What's with this data classification fetish?

Data classification is crucial to many DLP technologies, I just am not sure why. Classification does not always catch information in optical formats such as JPG and the drivers required for extracting text from various formats are limited. It also needs to be adjusted to the needs of multi-lingual offices and dual character sets. Even worse, there is a high rate of false positives and long time is required for fine-tuning.

It looks like the experts have focused on the wrong target – albeit for some of the right reasons.

There are reasons for protecting structured data: complying with legislated mandates to protect personal identifiable information is a start. But let's be honest. Complex data classification issues are common reasons why DLP projects fail to deliver what the client wants: effective data protection.

Context is just not sexy enough

Contextual analysis looks at where the data is coming from or created. It is enough for a basic level of data security, especially for that 80 percent of data in the unstructured category. It can provide a “light” approach without the false positive issues that have forced businesses to a halt. Contextual analysis often uses a multilayered approach to block data leaks. But while context is capable of identifying an application or a system generating the sensitive data, it often does not work when a new app is used to manipulate the data.

The problem is that context may just not granular enough to satisfy lawyers demanding PII protection compliance and misses that technological “wow” needed to satisfy the consultants and their enterprise customers, currently the financial mainstay of the DLP sector.

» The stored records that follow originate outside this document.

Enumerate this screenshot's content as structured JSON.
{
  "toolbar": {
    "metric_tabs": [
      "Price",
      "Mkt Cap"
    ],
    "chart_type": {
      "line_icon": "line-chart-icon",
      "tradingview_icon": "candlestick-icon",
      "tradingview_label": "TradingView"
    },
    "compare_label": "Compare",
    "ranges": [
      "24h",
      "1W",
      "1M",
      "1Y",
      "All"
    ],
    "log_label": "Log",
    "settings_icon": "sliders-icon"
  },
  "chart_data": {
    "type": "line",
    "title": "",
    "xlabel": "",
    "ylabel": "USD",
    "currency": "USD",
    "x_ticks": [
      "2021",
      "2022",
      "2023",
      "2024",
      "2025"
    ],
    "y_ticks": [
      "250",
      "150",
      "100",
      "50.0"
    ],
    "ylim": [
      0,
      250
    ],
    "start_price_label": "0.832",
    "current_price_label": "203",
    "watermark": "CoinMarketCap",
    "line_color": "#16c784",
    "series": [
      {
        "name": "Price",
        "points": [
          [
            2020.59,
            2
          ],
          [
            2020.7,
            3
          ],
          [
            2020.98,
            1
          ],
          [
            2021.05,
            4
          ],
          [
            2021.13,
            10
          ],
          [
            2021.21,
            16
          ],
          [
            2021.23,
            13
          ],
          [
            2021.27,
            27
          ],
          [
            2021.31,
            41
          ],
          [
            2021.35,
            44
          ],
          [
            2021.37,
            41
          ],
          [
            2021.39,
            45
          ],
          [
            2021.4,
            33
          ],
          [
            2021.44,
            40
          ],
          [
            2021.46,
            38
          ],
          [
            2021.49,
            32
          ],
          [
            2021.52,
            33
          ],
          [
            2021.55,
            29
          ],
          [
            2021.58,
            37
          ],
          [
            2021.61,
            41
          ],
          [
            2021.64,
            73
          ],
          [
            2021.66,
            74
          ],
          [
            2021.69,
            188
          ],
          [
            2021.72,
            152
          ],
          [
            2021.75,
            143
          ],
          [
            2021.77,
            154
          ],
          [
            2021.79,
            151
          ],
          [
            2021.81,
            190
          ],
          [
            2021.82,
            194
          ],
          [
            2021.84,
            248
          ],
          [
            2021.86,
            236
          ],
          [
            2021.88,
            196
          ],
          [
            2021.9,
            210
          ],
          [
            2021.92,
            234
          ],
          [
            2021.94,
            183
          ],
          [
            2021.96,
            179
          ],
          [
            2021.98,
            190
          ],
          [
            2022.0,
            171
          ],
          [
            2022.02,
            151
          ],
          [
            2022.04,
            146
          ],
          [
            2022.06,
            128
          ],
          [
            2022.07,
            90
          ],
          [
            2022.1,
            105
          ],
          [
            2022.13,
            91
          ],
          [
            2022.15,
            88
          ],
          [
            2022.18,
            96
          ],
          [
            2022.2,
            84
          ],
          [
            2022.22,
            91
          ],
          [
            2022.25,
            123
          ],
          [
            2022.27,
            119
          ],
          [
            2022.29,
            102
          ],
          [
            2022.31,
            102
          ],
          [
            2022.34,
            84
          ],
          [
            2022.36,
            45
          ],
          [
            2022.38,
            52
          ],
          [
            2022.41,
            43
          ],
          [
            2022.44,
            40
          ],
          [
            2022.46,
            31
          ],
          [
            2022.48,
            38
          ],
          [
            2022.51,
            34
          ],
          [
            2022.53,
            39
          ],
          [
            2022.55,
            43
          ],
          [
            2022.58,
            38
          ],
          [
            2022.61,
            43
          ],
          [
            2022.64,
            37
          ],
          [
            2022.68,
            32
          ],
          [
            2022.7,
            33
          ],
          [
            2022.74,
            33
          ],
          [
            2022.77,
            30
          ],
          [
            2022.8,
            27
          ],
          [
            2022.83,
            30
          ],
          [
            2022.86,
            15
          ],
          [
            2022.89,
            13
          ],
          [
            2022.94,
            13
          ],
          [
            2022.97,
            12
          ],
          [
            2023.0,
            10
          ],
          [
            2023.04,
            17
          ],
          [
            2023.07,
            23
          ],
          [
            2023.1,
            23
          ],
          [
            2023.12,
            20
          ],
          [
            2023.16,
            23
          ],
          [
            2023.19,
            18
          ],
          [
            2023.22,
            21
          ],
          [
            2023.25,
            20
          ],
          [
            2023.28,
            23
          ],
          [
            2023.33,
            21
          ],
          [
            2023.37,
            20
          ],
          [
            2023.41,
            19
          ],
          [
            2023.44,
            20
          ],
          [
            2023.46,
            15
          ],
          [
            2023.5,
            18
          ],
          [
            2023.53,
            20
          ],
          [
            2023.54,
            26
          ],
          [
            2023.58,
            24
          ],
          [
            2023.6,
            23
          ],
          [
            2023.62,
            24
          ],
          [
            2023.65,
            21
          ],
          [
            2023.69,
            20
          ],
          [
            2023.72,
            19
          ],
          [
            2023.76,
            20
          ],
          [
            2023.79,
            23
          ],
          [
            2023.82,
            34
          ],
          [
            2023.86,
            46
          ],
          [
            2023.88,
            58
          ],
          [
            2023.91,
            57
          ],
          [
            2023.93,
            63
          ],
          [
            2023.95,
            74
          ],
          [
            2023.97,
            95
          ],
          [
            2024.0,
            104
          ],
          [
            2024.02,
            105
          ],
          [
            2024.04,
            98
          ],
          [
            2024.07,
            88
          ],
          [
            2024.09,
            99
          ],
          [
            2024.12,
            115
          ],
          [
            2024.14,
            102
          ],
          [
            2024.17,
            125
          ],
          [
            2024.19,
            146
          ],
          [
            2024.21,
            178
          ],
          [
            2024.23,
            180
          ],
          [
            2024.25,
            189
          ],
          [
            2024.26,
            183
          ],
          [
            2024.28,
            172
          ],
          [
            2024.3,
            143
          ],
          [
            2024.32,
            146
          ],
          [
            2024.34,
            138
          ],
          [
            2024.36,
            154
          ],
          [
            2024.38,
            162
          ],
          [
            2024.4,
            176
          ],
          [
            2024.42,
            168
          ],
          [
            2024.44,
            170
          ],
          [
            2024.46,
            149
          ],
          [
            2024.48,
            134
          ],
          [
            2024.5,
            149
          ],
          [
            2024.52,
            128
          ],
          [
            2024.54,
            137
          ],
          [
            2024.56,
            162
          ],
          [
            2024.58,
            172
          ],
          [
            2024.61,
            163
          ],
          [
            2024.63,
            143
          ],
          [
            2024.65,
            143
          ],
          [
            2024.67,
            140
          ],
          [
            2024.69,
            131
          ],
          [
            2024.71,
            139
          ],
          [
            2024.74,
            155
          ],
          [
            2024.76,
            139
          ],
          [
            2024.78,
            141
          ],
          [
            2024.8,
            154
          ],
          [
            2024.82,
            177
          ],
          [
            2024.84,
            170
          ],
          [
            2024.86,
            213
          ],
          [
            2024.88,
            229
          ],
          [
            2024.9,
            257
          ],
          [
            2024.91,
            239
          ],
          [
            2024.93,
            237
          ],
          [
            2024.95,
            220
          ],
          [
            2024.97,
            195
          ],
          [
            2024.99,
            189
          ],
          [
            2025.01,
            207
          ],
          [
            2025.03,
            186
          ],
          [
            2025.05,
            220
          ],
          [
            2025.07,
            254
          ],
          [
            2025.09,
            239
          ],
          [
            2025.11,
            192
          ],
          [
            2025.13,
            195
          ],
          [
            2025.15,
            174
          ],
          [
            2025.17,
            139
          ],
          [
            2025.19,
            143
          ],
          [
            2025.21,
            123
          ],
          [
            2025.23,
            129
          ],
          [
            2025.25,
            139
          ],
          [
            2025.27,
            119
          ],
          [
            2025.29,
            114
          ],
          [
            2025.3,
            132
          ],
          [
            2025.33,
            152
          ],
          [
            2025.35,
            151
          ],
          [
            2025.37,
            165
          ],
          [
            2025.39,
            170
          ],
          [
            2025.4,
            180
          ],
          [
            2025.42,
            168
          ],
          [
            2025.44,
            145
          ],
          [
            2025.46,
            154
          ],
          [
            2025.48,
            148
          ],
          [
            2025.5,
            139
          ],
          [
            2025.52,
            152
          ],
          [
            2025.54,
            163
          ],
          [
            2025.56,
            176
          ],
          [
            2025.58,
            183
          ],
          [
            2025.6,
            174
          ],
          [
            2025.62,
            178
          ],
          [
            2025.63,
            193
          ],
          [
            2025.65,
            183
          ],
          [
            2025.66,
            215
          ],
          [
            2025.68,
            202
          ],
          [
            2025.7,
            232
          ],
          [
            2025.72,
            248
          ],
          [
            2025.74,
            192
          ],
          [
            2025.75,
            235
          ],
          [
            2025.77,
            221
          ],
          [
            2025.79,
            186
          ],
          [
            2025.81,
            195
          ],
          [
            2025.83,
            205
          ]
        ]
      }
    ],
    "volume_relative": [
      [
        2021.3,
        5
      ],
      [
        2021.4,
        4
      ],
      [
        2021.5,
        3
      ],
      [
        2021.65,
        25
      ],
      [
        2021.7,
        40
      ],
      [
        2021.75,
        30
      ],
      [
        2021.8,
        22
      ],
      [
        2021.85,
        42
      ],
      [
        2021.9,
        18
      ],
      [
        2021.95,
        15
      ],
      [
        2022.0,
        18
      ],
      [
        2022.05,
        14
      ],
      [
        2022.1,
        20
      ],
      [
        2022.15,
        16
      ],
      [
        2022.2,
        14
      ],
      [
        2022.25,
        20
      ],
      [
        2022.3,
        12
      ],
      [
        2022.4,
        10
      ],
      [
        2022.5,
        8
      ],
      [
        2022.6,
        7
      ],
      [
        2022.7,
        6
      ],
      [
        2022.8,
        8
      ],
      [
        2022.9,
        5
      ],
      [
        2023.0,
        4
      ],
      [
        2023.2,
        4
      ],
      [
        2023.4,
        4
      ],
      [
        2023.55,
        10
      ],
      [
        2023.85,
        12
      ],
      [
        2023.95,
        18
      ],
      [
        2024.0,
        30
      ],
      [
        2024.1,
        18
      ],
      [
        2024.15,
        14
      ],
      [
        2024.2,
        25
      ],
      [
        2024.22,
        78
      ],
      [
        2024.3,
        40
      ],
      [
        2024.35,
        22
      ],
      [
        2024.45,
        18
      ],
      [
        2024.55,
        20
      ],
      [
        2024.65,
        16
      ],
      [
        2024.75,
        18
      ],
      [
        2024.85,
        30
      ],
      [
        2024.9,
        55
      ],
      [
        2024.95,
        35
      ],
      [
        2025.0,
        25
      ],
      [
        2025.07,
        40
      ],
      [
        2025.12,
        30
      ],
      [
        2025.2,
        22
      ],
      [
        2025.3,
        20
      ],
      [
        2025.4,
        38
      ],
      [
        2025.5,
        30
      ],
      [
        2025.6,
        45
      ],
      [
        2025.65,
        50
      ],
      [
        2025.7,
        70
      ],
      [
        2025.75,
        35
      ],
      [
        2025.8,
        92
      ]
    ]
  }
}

Let's talk about the “oops” factor

The industry tends to forget that most data leaks are caused unintentionally, when users aren't really meaning to violate their organization's data handling processes and share confidential R&D plans with the entire internet. Yes, good people do bad oops.

Users can have an active influence on data protection. Some DLP systems now promote this engagement when a rule conflict arises. Users have the choice of stopping or continuing work (after explaining their actions).

Enabling employee interaction is demanding to manage and warning-only systems have their limitations. But on the positive side, merely including the individual user into the DLP process improves the security of data handling processes.

Does it blend?

For DLP to be effective, it's time to rethink the basics.

First of all, data security starts and stops with people. There is a need for a people-centric approach to data security that begins with detecting and preventing unsecure actions, regardless if they are accidental or malicious. Technology wizards need to realize that there are limits to their classification efforts. Context people should go beyond just place to pay more attention to risky types of data.

Yes, there is a trend within the DLP sector for greater user involvement – and I expect this will gain speed over time. This “human factor” approach means taking a close look at what people are doing, sometimes holding end users' hands (educational efforts) and being equipped to slap these hands at other times (enforce IT policies).

The DLP sector has centered too long on enterprise-strength technology. This will have to change if the sector is to grow in the SME segment where ease of implementation and operation are key. In the data context versus classification debate, I believe nobody really wants DLP or any other technology, they simply want their data to be secure and are looking for the most effective way to do it.

So when it comes to protecting your data “peas”, just remember that someone has to pick those pods – and that 20 percent of the pods are holding 80 percent of the peas. Think about your data – all of it – and make Pareto proud.